Tom war einverstanden. Ihm wurde die Luft allmählich zu stickig. Er stand auf und half Toink auf die Füße, der nicht mehr aus eigener Kraft aufstehen konnte. Ra-messu und Amunet verabschiedeten sich und wurden noch einmal von den Gästen und den Wirtsleuten bejubelt. Die Spendierlaune und Volksnähe des künftigen Königspaares würde sich garantiert im Reich herumsprechen, da war Tom überzeugt.
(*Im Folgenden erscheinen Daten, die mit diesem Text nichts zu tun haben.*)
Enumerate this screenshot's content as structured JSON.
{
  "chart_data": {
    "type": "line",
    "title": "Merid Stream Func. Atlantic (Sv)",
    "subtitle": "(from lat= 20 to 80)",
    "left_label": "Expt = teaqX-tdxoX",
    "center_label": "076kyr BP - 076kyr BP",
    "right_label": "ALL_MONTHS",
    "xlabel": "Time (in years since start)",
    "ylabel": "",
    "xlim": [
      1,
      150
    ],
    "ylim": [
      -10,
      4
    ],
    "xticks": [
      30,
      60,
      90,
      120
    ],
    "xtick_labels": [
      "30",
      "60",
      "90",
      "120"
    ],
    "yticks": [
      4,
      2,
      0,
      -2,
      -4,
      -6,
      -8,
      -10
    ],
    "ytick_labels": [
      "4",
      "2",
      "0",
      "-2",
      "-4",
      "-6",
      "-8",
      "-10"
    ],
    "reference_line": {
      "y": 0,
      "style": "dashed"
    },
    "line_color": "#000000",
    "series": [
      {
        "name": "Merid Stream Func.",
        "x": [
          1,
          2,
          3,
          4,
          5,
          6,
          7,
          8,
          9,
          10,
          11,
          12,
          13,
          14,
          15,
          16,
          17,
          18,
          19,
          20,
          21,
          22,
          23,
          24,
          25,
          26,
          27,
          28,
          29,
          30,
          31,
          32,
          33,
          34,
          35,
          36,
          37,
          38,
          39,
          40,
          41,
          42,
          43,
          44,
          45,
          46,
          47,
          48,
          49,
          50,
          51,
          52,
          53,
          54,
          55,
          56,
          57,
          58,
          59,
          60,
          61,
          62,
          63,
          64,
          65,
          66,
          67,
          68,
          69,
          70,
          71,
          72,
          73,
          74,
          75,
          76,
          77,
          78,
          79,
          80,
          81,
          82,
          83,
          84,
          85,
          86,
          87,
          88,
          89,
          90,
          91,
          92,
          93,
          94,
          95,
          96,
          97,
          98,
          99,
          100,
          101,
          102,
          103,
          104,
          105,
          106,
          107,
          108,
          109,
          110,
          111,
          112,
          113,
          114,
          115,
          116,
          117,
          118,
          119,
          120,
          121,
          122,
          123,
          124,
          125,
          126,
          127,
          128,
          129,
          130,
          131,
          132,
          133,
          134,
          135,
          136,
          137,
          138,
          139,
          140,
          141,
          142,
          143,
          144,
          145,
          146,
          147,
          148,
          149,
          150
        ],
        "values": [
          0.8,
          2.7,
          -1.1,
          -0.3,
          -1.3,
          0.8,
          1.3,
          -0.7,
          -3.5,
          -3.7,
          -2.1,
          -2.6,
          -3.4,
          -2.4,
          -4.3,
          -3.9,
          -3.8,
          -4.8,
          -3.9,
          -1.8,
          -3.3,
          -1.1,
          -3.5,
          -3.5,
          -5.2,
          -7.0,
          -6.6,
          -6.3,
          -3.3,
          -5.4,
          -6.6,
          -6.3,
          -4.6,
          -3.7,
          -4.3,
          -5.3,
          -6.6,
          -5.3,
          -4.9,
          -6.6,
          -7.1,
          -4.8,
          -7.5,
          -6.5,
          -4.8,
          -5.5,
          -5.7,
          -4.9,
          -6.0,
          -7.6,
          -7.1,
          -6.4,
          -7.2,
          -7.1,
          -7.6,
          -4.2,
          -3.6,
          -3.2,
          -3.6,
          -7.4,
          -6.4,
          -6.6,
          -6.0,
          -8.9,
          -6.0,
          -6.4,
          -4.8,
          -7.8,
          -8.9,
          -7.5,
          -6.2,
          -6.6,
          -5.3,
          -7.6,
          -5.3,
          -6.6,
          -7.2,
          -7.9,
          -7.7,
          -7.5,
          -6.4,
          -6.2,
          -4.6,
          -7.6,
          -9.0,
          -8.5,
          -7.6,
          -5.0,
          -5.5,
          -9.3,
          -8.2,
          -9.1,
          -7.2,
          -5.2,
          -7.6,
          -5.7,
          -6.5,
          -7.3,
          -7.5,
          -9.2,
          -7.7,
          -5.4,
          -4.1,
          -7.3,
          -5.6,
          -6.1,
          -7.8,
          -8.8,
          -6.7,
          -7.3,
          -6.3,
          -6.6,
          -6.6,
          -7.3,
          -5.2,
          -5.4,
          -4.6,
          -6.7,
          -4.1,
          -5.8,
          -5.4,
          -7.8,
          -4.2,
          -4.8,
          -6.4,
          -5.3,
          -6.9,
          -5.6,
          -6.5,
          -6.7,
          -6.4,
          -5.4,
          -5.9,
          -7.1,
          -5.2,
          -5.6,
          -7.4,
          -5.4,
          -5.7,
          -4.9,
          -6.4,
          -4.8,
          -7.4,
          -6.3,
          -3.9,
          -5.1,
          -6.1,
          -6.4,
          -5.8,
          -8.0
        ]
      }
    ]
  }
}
Vielleicht war es doch keine so schlechte Idee, wenn die beiden die künftigen Herrscher würden – ganz gleich, was für ungewöhnliche Heiratspraktiken sie pflegten.
Amunets „Spaß" gestaltete sich nun wie folgt: Die Jugendlichen huschten zum nächstbesten Haus und hämmerten wie verrückt gegen die Tür, solange, bis von drinnen lautes Schimpfen erklang und der Schein einer Öllampe sichtbar wurde.
Kichernd verschwanden sie dann um die Hausecke und ließen Toink, der sich weder vorwärts, noch rückwärts bewegen konnte, allein stehen. Es wurde geöffnet und mit wütendem Geschimpfe kam der Herr des Hauses heraus. Zunächst stutzte man über Toinks ungewöhnliche Zwergenerscheinung, anschließend bedachte ihn der Geweckte mit wüsten Beschimpfungen, die Toink – volltrunken – nur mit einem lauten Auflachen quittierte.